Shibam
"Chaque bâtiment est une déclaration sur ce qu'on peut convaincre la terre de faire."
Un Manhattan en briques de terre du XVIe siècle qui s'élève du fond de la vallée du Hadramaout, où des maisons-tours pouvant atteindre onze étages sont habitées sans interruption depuis cinq siècles.
La première vision de Shibam se présente comme un problème d’échelle. On roule dans la vallée du Hadramaout, large, plate et bordée de falaises pâles, puis une ville apparaît au fond de la vallée et n’a aucune raison d’être aussi verticale qu’elle l’est. Les maisons-tours — certaines de onze étages, entièrement bâties en briques de terre — s’élèvent en une grappe dense qui, de loin, ressemble à un morceau de centre-ville héliporté depuis un autre siècle et un autre contexte géologique. De plus près, ça ne devient pas moins étrange. Ça devient plus précis.
On appelle souvent Shibam le Manhattan du désert, ce qui est à la fois exact et un peu trompeur. La comparaison avec Manhattan saisit la verticalité — une ville qui construit vers le haut parce que l’espace horizontal est rare et précieux — mais passe à côté de la réalité du matériau. Ces bâtiments sont faits de terre. Ils tiennent debout depuis le XVIe siècle. Ils sont habités sans interruption, entretenus en permanence, recrépis après chaque saison des pluies, leurs poutres en bois remplacées quand la pourriture l’exige. Les gens qui vivent ici ne sont pas des conservateurs de musée. Ce sont des gens qui habitent leurs maisons.
La logique de la hauteur
Les maisons-tours n’ont pas été bâties hautes par esthétique — elles l’ont été pour la défense.
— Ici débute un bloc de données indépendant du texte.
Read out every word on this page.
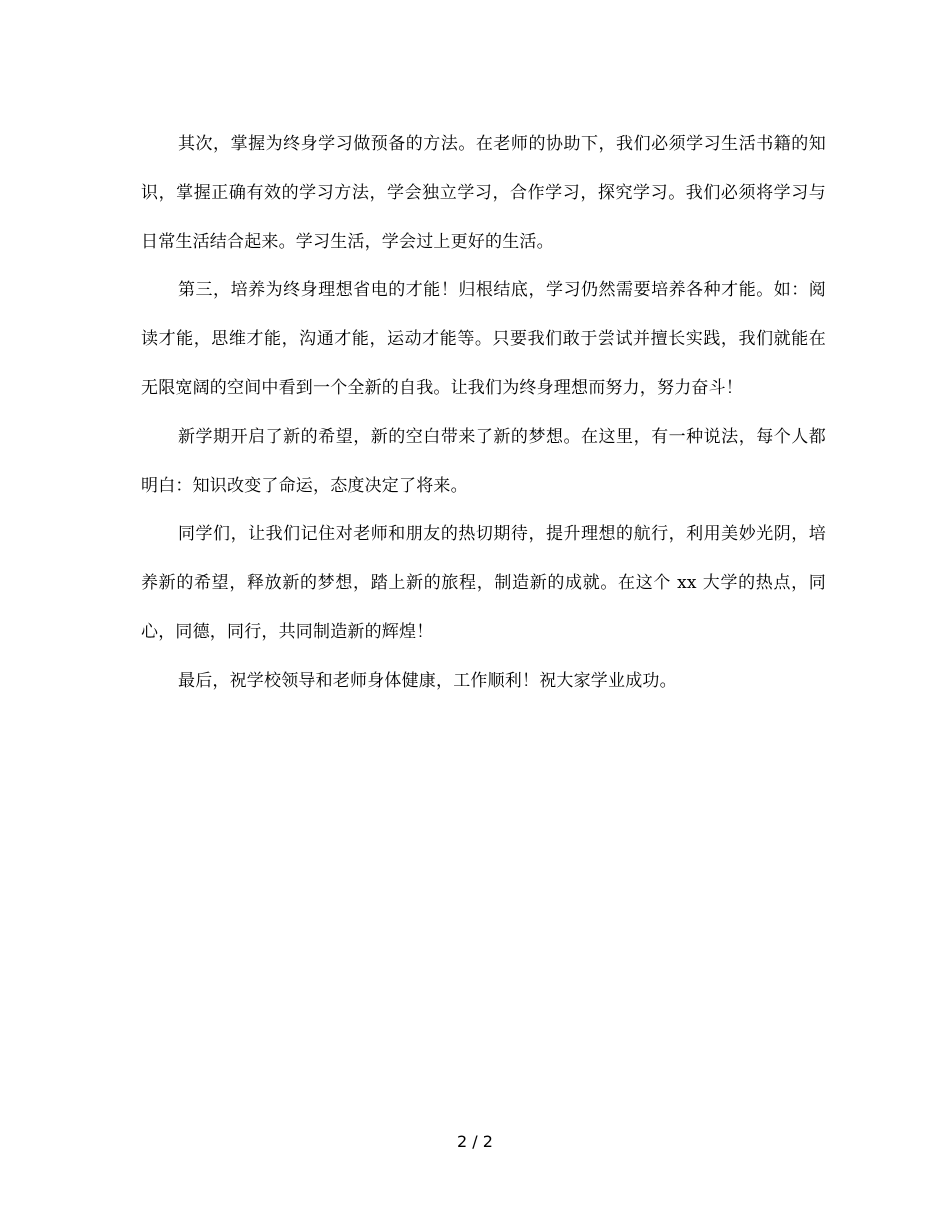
其次，掌握为终身学习做预备的方法。在老师的协助下，我们必须学习生活书籍的知识，掌握正确有效的学习方法，学会独立学习，合作学习，探究学习。我们必须将学习与日常生活结合起来。学习生活，学会过上更好的生活。

第三，培养为终身理想省电的才能！归根结底，学习仍然需要培养各种才能。如：阅读才能，思维才能，沟通才能，运动才能等。只要我们敢于尝试并擅长实践，我们就能在无限宽阔的空间中看到一个全新的自我。让我们为终身理想而努力，努力奋斗！

新学期开启了新的希望，新的空白带来了新的梦想。在这里，有一种说法，每个人都明白：知识改变了命运，态度决定了将来。

同学们，让我们记住对老师和朋友的热切期待，提升理想的航行，利用美妙光阴，培养新的希望，释放新的梦想，踏上新的旅程，制造新的成就。在这个 xx 大学的热点，同心，同德，同行，共同制造新的辉煌！

最后，祝学校领导和老师身体健康，工作顺利！祝大家学业成功。

2 / 2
Avant que la vallée du Hadramaout ne soit pacifiée par les Britanniques au XXe siècle, les razzias faisaient partie de la vie courante, et la hauteur était une sécurité. Une famille au huitième étage d’une tour de terre est considérablement plus difficile à dévaliser qu’une famille dans une maison de plain-pied au fond de la vallée. La logique est devenue obsolète mais les bâtiments demeurent, et les familles qui y ont toujours vécu continuent de le faire avec ce qui semble être une parfaite normalité.
J’ai grimpé sur le toit d’une tour — cinquième étage, escalier de bois raide, chaque marche usée en une cuvette lisse au milieu — et j’ai contemplé le paysage urbain. Les lignes de toiture sont irrégulières d’une manière que les photographies ne saisissent jamais tout à fait, chaque tour d’une hauteur et d’une largeur légèrement différentes, l’ensemble paraissant improvisé par consensus au fil des siècles. Sur un toit voisin, un homme parlait au téléphone portable. Le contraste ne paraissait pas incongru. Il paraissait être le résumé exact de ce qu’est Shibam.
Arpenter les ruelles
À l’intérieur des murs, les ruelles de Shibam sont étroites et dans une ombre permanente entre les bâtiments. L’odeur est faite de poussière et de quelque chose d’organique — du bétail quelque part à proximité, des feux de bois, l’odeur minérale ténue de la brique de terre qui chauffe au soleil. Des enfants apparaissaient et disparaissaient des embrasures de portes. Une femme transportait une bassine en plastique pleine d’eau dans ce qui ressemblait à une ruelle d’une raideur impossible, sans ralentir. Les portes de la vieille ville sont d’origine — des choses massives en bois, ferrées de fer — et elles se ferment la nuit comme elles se sont toujours fermées.
La vallée au crépuscule
Ce à quoi je n’étais pas préparé, c’était la façon dont la lumière se comporte à la fin du jour. Vers 17 h, le soleil passe sous le rebord ouest de la vallée et les falaises virent à l’orange, et pendant une quarantaine de minutes chaque brique de terre de Shibam prend le même ambre chaud que la roche dont elle a été extraite. Les maisons-tours cessent d’être des curiosités architecturales et deviennent des formations géologiques, comme si le fond de la vallée avait simplement décidé de se redresser en un seul endroit. J’ai regardé cela depuis la route, à l’extérieur des murs, et je n’ai pas pris une seule photographie. Certaines choses se gardent mieux sans la médiation d’un appareil.
Quand y aller : D’octobre à mars, on trouve les températures les plus supportables dans la vallée du Hadramaout, où la chaleur estivale dépasse régulièrement 45 °C. Les petits matins sont frais et photogéniques ; les fins d’après-midi spectaculaires. La route de la vallée depuis Say’un est simple ; un guide local mérite d’être organisé pour les ruelles intérieures de Shibam.